I just noticed this post. I'm a born and raised Calgarian who's now living in UAE temporarily (miss Calgary). Anyways, I'm biased and will say Calgary is better. You may also want to compare health care offered by the province and the private health benefits as I believe Alberta is better. Its also the only province that doesn't pay pst only gst. As for Catholic Churches there are lots. Also we have the Catholic school board (I was a teacher for the board) its the same as the public school board but only for catholics as we practice the religion in school and take the kids to church. you just need to present yours and/or your child's baptism certificate upon registration.


----------



## miraculousmedal (Nov 26, 2008)

mcd1203 said:


> I just noticed this post. I'm a born and raised Calgarian who's now living in UAE temporarily (miss Calgary). Anyways, I'm biased and will say Calgary is better. You may also want to compare health care offered by the province and the private health benefits as I believe Alberta is better. Its also the only province that doesn't pay pst only gst. As for Catholic Churches there are lots. Also we have the Catholic school board (I was a teacher for the board) its the same as the public school board but only for catholics as we practice the religion in school and take the kids to church. you just need to present yours and/or your child's baptism certificate upon registration.

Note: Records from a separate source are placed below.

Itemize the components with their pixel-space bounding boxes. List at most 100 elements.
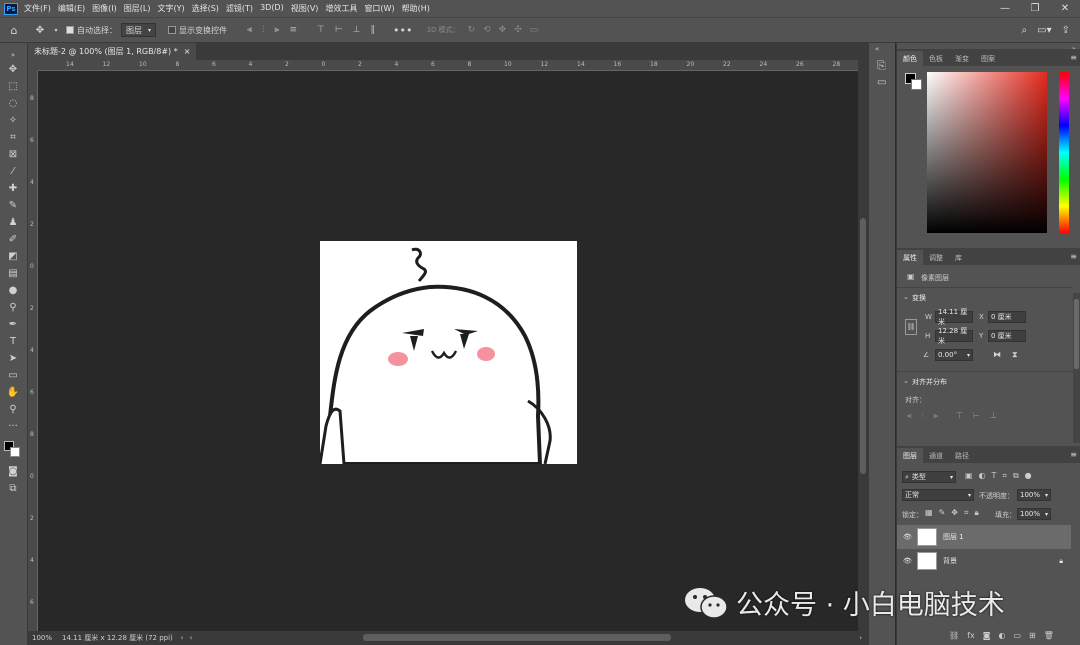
- layer-style-icon[interactable]: fx: [967, 631, 975, 640]
- align-top-icon[interactable]: ⊤: [956, 411, 963, 421]
- menu-item[interactable]: 窗口(W): [364, 3, 394, 14]
- lock-all-icon[interactable]: 🔒︎: [974, 508, 978, 518]
- flip-horizontal-icon[interactable]: ⧓: [993, 350, 1001, 359]
- chevron-right-icon[interactable]: ›: [181, 634, 184, 642]
- vertical-scrollbar[interactable]: [858, 60, 868, 631]
- panel-menu-icon[interactable]: ≡: [1070, 252, 1077, 261]
- layer-row[interactable]: 👁︎ 背景 🔒︎: [897, 549, 1071, 573]
- lock-artboard-icon[interactable]: ⌗: [964, 508, 969, 518]
- zoom-level[interactable]: 100%: [32, 634, 52, 642]
- tab-color[interactable]: 颜色: [897, 51, 923, 66]
- 3d-camera-icon[interactable]: ▭: [530, 25, 539, 35]
- more-options-icon[interactable]: •••: [393, 22, 412, 38]
- chevron-right-icon[interactable]: ›: [859, 634, 862, 642]
- collapse-icon[interactable]: «: [875, 45, 879, 53]
- height-field[interactable]: 12.28 厘米: [935, 327, 973, 345]
- more-tools-icon[interactable]: ···: [5, 419, 21, 433]
- tab-layers[interactable]: 图层: [897, 448, 923, 463]
- brush-tool-icon[interactable]: ✎: [5, 198, 21, 212]
- magic-wand-icon[interactable]: ✧: [5, 113, 21, 127]
- move-tool-icon[interactable]: ✥: [28, 22, 52, 38]
- canvas-area[interactable]: [38, 71, 858, 631]
- shape-filter-icon[interactable]: ⌗: [1002, 471, 1007, 481]
- share-icon[interactable]: ⇪: [1062, 25, 1070, 36]
- tab-libraries[interactable]: 库: [949, 250, 968, 265]
- distribute-vertical-icon[interactable]: ‖: [371, 25, 376, 35]
- auto-select-checkbox[interactable]: 自动选择：: [66, 22, 117, 38]
- marquee-tool-icon[interactable]: ⬚: [5, 79, 21, 93]
- hue-slider[interactable]: [1059, 72, 1069, 233]
- layer-row[interactable]: 👁︎ 图层 1: [897, 525, 1071, 549]
- add-mask-icon[interactable]: ◙: [983, 631, 991, 640]
- blend-mode-dropdown[interactable]: 正常 ▾: [902, 489, 974, 501]
- 3d-roll-icon[interactable]: ⟲: [483, 25, 491, 35]
- 3d-slide-icon[interactable]: ✣: [514, 25, 522, 35]
- color-field[interactable]: [927, 72, 1047, 233]
- adjustment-filter-icon[interactable]: ◐: [979, 471, 986, 481]
- panel-menu-icon[interactable]: ≡: [1070, 53, 1077, 62]
- path-selection-icon[interactable]: ➤: [5, 351, 21, 365]
- 3d-orbit-icon[interactable]: ↻: [468, 25, 476, 35]
- horizontal-scroll-thumb[interactable]: [363, 634, 671, 641]
- minimize-button[interactable]: —: [990, 3, 1020, 14]
- eyedropper-icon[interactable]: ⁄: [5, 164, 21, 178]
- blur-tool-icon[interactable]: ●: [5, 283, 21, 297]
- menu-item[interactable]: 3D(D): [260, 3, 284, 14]
- gradient-tool-icon[interactable]: ▤: [5, 266, 21, 280]
- new-group-icon[interactable]: ▭: [1013, 631, 1021, 640]
- history-brush-icon[interactable]: ✐: [5, 232, 21, 246]
- align-right-icon[interactable]: ⫸: [274, 25, 279, 35]
- background-color-swatch[interactable]: [911, 79, 922, 90]
- comment-icon[interactable]: ▭: [877, 77, 886, 88]
- tab-gradients[interactable]: 渐变: [949, 51, 975, 66]
- vertical-scroll-thumb[interactable]: [860, 218, 866, 474]
- menu-item[interactable]: 文件(F): [24, 3, 51, 14]
- link-layers-icon[interactable]: ⛓: [949, 631, 959, 640]
- distribute-icon[interactable]: ≡: [289, 25, 297, 35]
- healing-brush-icon[interactable]: ✚: [5, 181, 21, 195]
- workspace-icon[interactable]: ▭▾: [1037, 25, 1051, 36]
- collapse-icon[interactable]: »: [5, 48, 21, 62]
- align-top-icon[interactable]: ⊤: [317, 25, 325, 35]
- align-middle-icon[interactable]: ⊢: [335, 25, 343, 35]
- rectangle-tool-icon[interactable]: ▭: [5, 368, 21, 382]
- background-color-swatch[interactable]: [10, 447, 20, 457]
- filter-toggle-icon[interactable]: ●: [1025, 471, 1032, 481]
- menu-item[interactable]: 视图(V): [291, 3, 319, 14]
- properties-scrollbar[interactable]: [1073, 293, 1080, 443]
- opacity-field[interactable]: 100% ▾: [1017, 489, 1051, 501]
- menu-item[interactable]: 图层(L): [124, 3, 151, 14]
- eraser-tool-icon[interactable]: ◩: [5, 249, 21, 263]
- show-transform-checkbox[interactable]: 显示变换控件: [168, 22, 227, 38]
- adjustment-layer-icon[interactable]: ◐: [998, 631, 1005, 640]
- layer-filter-dropdown[interactable]: ⌕ 类型 ▾: [902, 471, 956, 483]
- menu-item[interactable]: 增效工具: [325, 3, 357, 14]
- move-tool-icon[interactable]: ✥: [5, 62, 21, 76]
- search-icon[interactable]: ⌕: [1022, 25, 1028, 36]
- hand-tool-icon[interactable]: ✋: [5, 385, 21, 399]
- auto-select-dropdown[interactable]: 图层 ▾: [121, 23, 157, 37]
- align-right-icon[interactable]: ⫸: [934, 411, 939, 421]
- pen-tool-icon[interactable]: ✒: [5, 317, 21, 331]
- document-tab[interactable]: 未标题-2 @ 100% (图层 1, RGB/8#) * ×: [28, 43, 197, 60]
- tab-channels[interactable]: 通道: [923, 448, 949, 463]
- chevron-down-icon[interactable]: ⌄: [903, 293, 909, 301]
- chevron-down-icon[interactable]: ⌄: [903, 377, 909, 385]
- type-filter-icon[interactable]: T: [992, 471, 997, 481]
- close-tab-icon[interactable]: ×: [184, 47, 191, 56]
- 3d-pan-icon[interactable]: ✥: [499, 25, 507, 35]
- chevron-down-icon[interactable]: ▾: [52, 22, 60, 38]
- tab-patterns[interactable]: 图案: [975, 51, 1001, 66]
- screen-mode-icon[interactable]: ⧉: [5, 481, 21, 495]
- properties-scroll-thumb[interactable]: [1074, 299, 1079, 369]
- zoom-tool-icon[interactable]: ⚲: [5, 402, 21, 416]
- tab-adjustments[interactable]: 调整: [923, 250, 949, 265]
- eye-icon[interactable]: 👁︎: [903, 533, 913, 541]
- tab-properties[interactable]: 属性: [897, 250, 923, 265]
- lock-position-icon[interactable]: ✥: [951, 508, 958, 518]
- fill-field[interactable]: 100% ▾: [1017, 508, 1051, 520]
- x-field[interactable]: 0 厘米: [988, 311, 1026, 323]
- align-center-icon[interactable]: ⫶: [922, 411, 924, 421]
- align-left-icon[interactable]: ⫷: [907, 411, 912, 421]
- chevron-left-icon[interactable]: ‹: [190, 634, 193, 642]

Thank you very much for taking the time to respond to my query. It really helps me a lot with my decision.


----------



## richardhenderson (Oct 9, 2009)

Winnipeg is fine
The cost of housing is reasonable, transportation to work and back is good. It takes my wife 8 minutes to drive downtown to work. U.S. cities are 2 hours by car. The airport is open 24 hrs. Steinbach is only a 25 minite drive from Winnipeg and the people in Steinbach are very friendly, true no booze in town.
There are more than 100 things you can do each summer in Manitoba that do not cost anything for example the zoo, electrical museum, Salsa dancing lessons at the forks, free outdoor concerts etc...
Rick Henderson


----------